I arrived back at the Raj in time to read a bit before lunch. When I walked in, delicious smells were coming from the Raj kitchen and I absolutely couldn’t wait until lunch… But when lunchtime arrived, we had our normal menu. As it turns out, The Raj hosts a Sunday brunch for the community. It is a fancy affair and cars were lined up all the way down the drive and people arrived in their Sunday best to eat there. The food for the non-Panchakarma (PK) people must be really good.
My treatment yesterday was another Udvartana—I call it the ‘peanut butter cookie treatment’ because it feels like they are massaging warm, oily peanut butter cookie dough into your skin. Here is it’s description, “Udvartana is a stimulating circulation treatment using herbalized paste to enliven and revitalize the skin, smooth away fat deposits, and improve circulation and digestion.” I think they should just call it the peanut butter cookie dough treatment. This was followed by Shirodhara, “a relaxation treatment, is a soothing continuous flow of herbalized oil poured slowly and gently across the forehead. This treatment settles and balances the nervous system.” It sure does…I felt very relaxed when it was done and had to pry myself from the treatment table after the 10 minute rest period.

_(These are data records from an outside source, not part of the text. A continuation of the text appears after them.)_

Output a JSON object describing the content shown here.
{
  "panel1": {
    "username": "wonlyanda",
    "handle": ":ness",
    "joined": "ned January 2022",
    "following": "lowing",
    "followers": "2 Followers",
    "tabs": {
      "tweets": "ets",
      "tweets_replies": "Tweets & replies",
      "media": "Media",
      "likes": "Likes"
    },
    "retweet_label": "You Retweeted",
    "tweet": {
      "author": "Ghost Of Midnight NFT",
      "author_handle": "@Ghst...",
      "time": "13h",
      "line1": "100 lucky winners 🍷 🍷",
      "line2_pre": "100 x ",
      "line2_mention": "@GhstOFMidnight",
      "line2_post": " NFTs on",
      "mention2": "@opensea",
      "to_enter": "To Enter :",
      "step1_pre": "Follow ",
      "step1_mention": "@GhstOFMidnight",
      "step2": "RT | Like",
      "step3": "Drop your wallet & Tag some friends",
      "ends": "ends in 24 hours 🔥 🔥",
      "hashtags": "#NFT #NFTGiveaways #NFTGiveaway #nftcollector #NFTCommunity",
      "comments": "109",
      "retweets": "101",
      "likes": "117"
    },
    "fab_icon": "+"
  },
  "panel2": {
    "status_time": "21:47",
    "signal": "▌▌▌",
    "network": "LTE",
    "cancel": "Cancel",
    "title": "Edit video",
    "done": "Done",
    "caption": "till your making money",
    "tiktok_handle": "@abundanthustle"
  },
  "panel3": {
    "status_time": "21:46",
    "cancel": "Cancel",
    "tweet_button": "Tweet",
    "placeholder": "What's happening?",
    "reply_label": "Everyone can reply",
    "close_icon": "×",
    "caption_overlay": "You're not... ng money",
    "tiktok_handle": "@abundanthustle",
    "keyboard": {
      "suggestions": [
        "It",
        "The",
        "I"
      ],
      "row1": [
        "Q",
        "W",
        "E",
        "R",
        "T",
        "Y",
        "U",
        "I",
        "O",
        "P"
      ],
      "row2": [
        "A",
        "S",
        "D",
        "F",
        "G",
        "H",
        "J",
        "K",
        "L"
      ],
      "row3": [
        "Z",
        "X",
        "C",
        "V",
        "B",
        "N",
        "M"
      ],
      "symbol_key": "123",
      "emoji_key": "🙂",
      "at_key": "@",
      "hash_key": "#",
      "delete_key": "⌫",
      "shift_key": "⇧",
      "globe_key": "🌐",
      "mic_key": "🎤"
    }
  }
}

After treatment, I showered but left the oil in my hair covered by a turban, then went down to my liquid supper. At the table, I found Jeremy, a local guy named Steve, a Vedic astrologer named Charlie Heath, and two new women from Russia, who were very critical of the food, sending plate after plate back to the kitchen. That made supper a bit more interesting…
I got to know Charlie better. He lives in East Lansing so he and his wife can help care for his mother, who has Alzheimer’s. He works connecting people who want their Vedic Astrological Chart read to people who read them in India. He has been active in the TM movement since 1986, used to live in Fairfield (was the head of the Chamber of Commerce), so he knows lots of people here and seems very much at home. He’s here all week to receive PK. I haven’t seen much of my Kaki psychologist friend in the past couple of days—her boyfriend came and they seem to be spending lots of time in her room ☺ She is glowing and it is nice to see her so happy.
The other Russian women, a couple from Chicago and a woman from Nashville went home. The Raj seems to draw a continually changing and very interesting cast of characters.
Charlie gave an interesting lecture on Vedic astrology last night. He is a dynamic man and an excellent speaker. It is a very complicated system that is based on your birth date and time as well as some other factors. It tells you what is coming if you don’t make any changes, so lots of people want to know their ‘fate’, so they can either take precautionary measures or take advantage of good karma.
It’s been three years since my visit to the Raj.
In a short time, I learned so much at the Raj beyond the body treatments–Meditation instruction, ways to cook, eat, sleep, meditate, astrology, etc.. I enjoyed meeting and talking to the other Raj clients too, which added to my stay immensely. I’ve integrated many of the practices into my daily life and I’m still reflecting back on all I gained from the experience.
It was quite a leap for me to decide to visit the Raj. I worked in the American medical system my entire career and Ayurveda is very different from traditional American medical philosophy. I find it to be very empowering–By how I choose to live my life–what I eat, when I sleep, how I spend my time–I deeply influence my health. Ayurveda is all about PREVENTING disease. So much of modern American medicine is about treating disease, not preventing it.